Como veis, me he ido calentando por dentro mientras os escribo. Reconoced que tengo motivos para estar indignado, aunque parece -eso dice el Gobierno- que empezamos a recuperarnos de la crisis. ¡Que Dios les oiga! Os decía que lo único que os pido en esta carta, que bien puede ser la última, es que echéis una mano a España, para que recuperemos el buen sentido, no volvamos a tirar todo por la borda, como acostumbramos a hacer de vez en cuando movidos por un viento de locura, dejemos de convertir al adversario en enemigo, renunciemos de una vez al pesimismo enfermizo, que nos paraliza, y, yendo a lo que más preocupa en la calle, que la recuperación económica llegue a la gente y a las casas y que aumente el empleo y el buen humor. También os pido algo no menos importante, aunque menos tangible, y que vosotros entenderéis bien porque fuisteis testigos privilegiados cuando empezó todo.
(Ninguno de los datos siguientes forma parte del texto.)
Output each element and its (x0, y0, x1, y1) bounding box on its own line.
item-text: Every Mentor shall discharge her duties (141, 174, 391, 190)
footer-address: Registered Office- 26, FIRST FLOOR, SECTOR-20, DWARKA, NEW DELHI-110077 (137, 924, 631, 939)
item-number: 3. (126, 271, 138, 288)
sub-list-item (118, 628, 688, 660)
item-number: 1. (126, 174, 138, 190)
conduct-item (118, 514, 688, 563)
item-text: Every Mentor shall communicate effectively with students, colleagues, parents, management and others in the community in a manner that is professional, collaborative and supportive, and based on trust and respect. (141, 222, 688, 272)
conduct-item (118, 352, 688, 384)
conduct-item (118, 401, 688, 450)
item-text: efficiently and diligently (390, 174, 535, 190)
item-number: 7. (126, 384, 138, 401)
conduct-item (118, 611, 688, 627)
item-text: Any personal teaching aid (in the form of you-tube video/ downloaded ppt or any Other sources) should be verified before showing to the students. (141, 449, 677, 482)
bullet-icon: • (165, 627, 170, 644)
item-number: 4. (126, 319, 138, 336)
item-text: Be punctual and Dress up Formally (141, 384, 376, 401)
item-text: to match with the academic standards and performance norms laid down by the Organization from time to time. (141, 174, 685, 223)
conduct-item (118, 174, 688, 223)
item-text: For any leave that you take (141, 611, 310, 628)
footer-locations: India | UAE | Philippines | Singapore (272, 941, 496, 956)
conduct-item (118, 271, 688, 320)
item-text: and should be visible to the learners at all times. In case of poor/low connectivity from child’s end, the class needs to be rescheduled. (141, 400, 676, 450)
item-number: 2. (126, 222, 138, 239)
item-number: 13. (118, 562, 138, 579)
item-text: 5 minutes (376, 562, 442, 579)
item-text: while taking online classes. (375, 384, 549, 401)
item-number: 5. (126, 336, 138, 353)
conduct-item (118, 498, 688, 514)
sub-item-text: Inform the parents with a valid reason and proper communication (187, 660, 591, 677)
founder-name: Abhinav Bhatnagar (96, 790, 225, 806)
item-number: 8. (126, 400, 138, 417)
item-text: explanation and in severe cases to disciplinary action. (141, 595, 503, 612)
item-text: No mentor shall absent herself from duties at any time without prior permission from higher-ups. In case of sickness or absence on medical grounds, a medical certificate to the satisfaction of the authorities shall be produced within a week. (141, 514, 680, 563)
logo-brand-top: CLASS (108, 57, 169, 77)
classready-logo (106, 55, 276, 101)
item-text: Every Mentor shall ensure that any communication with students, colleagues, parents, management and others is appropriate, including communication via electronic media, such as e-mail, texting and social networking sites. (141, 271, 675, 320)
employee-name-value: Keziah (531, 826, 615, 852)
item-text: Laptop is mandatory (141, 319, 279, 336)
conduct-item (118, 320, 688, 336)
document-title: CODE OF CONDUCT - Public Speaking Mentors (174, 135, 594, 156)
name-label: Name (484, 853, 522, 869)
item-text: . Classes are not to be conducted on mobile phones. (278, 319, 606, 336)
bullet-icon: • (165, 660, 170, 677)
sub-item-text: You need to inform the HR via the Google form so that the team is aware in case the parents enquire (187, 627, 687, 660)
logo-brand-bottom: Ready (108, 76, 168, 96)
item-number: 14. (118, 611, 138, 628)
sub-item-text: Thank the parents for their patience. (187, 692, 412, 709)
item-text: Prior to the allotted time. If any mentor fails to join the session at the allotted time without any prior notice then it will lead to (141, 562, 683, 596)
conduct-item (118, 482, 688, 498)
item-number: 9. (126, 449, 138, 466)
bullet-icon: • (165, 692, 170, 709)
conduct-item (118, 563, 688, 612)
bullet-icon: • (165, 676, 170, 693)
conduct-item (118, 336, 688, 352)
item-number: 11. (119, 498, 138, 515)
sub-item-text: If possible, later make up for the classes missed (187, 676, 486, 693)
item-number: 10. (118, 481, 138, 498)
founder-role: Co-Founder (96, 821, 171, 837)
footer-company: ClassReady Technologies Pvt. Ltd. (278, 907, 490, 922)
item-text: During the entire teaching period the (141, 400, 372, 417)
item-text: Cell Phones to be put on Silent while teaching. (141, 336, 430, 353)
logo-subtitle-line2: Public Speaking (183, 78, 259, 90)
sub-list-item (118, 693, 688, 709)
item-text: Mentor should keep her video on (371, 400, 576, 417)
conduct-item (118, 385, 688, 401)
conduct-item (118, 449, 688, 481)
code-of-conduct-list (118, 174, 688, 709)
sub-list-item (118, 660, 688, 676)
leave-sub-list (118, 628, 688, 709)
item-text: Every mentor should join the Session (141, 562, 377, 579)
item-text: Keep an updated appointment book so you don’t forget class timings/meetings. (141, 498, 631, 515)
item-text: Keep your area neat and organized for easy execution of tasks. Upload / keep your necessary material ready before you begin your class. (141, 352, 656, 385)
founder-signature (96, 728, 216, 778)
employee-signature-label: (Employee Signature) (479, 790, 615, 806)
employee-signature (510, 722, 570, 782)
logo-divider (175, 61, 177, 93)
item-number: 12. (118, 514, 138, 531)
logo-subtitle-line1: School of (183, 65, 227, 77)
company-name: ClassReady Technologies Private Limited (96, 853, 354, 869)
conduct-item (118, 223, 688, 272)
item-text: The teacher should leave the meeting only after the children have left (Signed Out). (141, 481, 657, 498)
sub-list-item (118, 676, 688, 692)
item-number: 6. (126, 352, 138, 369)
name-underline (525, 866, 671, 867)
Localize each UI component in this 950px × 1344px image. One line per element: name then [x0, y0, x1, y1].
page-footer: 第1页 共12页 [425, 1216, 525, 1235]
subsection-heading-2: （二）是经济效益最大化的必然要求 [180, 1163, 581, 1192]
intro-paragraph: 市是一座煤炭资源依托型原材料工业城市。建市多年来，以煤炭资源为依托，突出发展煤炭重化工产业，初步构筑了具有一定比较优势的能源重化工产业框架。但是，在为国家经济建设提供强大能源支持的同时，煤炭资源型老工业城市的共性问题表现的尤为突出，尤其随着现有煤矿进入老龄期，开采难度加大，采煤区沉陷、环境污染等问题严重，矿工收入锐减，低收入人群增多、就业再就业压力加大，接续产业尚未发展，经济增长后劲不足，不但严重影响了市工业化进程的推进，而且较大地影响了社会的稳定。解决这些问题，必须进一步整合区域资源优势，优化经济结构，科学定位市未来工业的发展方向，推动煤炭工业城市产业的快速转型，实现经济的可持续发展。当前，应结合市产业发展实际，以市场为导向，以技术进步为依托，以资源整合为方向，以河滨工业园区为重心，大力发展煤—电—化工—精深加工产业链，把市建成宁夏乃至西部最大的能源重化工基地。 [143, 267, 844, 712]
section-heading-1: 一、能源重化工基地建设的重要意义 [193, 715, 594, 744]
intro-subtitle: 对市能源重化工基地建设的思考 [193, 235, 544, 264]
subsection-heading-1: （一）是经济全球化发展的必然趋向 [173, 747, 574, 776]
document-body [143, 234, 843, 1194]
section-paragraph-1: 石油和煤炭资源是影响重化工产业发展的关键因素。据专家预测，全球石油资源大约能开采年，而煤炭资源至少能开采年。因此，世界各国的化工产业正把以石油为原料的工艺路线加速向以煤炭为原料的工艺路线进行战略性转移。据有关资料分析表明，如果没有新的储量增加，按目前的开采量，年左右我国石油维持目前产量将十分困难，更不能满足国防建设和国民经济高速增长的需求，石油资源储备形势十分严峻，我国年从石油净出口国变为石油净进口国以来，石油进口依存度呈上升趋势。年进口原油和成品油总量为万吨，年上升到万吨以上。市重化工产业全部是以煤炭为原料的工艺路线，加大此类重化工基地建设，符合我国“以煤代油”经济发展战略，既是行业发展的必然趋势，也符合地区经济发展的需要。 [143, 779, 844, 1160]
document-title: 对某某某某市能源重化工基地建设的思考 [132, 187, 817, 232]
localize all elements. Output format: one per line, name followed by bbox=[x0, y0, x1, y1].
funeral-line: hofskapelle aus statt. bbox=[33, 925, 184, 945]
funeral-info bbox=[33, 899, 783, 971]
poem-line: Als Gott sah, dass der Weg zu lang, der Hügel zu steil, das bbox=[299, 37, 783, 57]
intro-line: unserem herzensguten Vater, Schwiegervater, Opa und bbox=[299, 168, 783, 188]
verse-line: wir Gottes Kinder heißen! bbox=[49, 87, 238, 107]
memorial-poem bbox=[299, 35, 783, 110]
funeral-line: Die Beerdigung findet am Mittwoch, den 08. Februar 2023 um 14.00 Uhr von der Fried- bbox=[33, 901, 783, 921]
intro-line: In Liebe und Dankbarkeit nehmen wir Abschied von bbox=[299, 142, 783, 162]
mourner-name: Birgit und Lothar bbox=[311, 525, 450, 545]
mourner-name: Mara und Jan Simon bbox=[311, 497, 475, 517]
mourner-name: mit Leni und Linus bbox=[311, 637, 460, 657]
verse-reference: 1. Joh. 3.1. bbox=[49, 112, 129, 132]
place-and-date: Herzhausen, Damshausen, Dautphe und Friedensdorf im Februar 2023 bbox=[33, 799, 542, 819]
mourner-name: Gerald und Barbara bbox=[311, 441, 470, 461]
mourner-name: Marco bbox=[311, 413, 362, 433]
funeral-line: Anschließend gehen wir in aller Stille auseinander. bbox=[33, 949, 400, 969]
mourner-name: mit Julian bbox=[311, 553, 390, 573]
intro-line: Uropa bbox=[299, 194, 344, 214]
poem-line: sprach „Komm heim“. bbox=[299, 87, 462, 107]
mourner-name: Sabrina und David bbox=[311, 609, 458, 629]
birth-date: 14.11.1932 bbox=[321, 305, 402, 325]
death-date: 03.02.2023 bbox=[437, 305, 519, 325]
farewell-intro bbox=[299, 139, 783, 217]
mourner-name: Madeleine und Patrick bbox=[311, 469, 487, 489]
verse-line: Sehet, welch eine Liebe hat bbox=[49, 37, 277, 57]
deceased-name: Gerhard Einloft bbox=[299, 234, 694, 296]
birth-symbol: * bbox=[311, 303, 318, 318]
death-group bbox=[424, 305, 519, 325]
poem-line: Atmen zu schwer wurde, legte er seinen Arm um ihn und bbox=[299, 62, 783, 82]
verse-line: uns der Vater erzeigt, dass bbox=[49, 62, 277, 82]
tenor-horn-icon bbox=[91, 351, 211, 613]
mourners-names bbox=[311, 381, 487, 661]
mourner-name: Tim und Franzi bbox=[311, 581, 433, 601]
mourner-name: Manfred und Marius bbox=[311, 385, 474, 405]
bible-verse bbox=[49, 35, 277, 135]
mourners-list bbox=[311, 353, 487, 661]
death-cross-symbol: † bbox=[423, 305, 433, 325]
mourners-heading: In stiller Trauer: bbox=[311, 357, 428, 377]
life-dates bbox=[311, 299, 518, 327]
No andaré con rodeos: que se renueve de arriba a abajo la Iglesia española según el impulso del papa Francisco y recupere el espíritu de servicio y cercanía del cristianismo original. Os lo digo porque vivimos, como habréis observado, en medio de un mundo cada vez más descreído y sin rumbo claro, y convendría enderezarlo

En fin, no tengo más remedio que rogaros que observéis con compasión mi tierra cuando la crucéis esta noche heladora y por una vez sin nieve. Fijaos en la desolación de las Tierras Altas cuando bordeéis la Alcarama y descendáis a Sarnago por el camino de Valdenegrillos, os topéis con la iglesia derruida y no encontréis unos zapatos en ninguna ventana ni humo en ninguna chimenea. Recorreréis docenas de pueblos muertos parecidos en un desierto demográfico -con menos de dos habitantes por kilómetro cuadrado-, mayor que el que recorristeis siguiendo la estrella. ¿No creéis que va siendo hora de que las autoridades se hagan cargo de este dramático problema? Reservad, si no, unos sacos de carbón para ellas. No os olvidéis de esto, por favor. Me cuentan que Baltasar comentó el año pasado cuando terminasteis el recorrido por las Tierras Altas, después de traspasar el puerto de Oncala: “Para este viaje no necesitábamos alforjas”. No le faltaba razón a Baltasar. Bueno, aquí me despido de vosotros con la misma ilusión y el mismo afecto con los que os esperaba de niño, normalmente en medio de una gran nevada, en mi casa, ahora cerrada, de Sarnago. Como veis no os he pedido nada para mí. Si acaso, que pueda seguir cantando el cuco y que vengan con bien las dos nuevas nietas que espero para primavera. Desde aquel caballo de cartón con aparejo de carne de membrillo, siempre os estaré agradecido.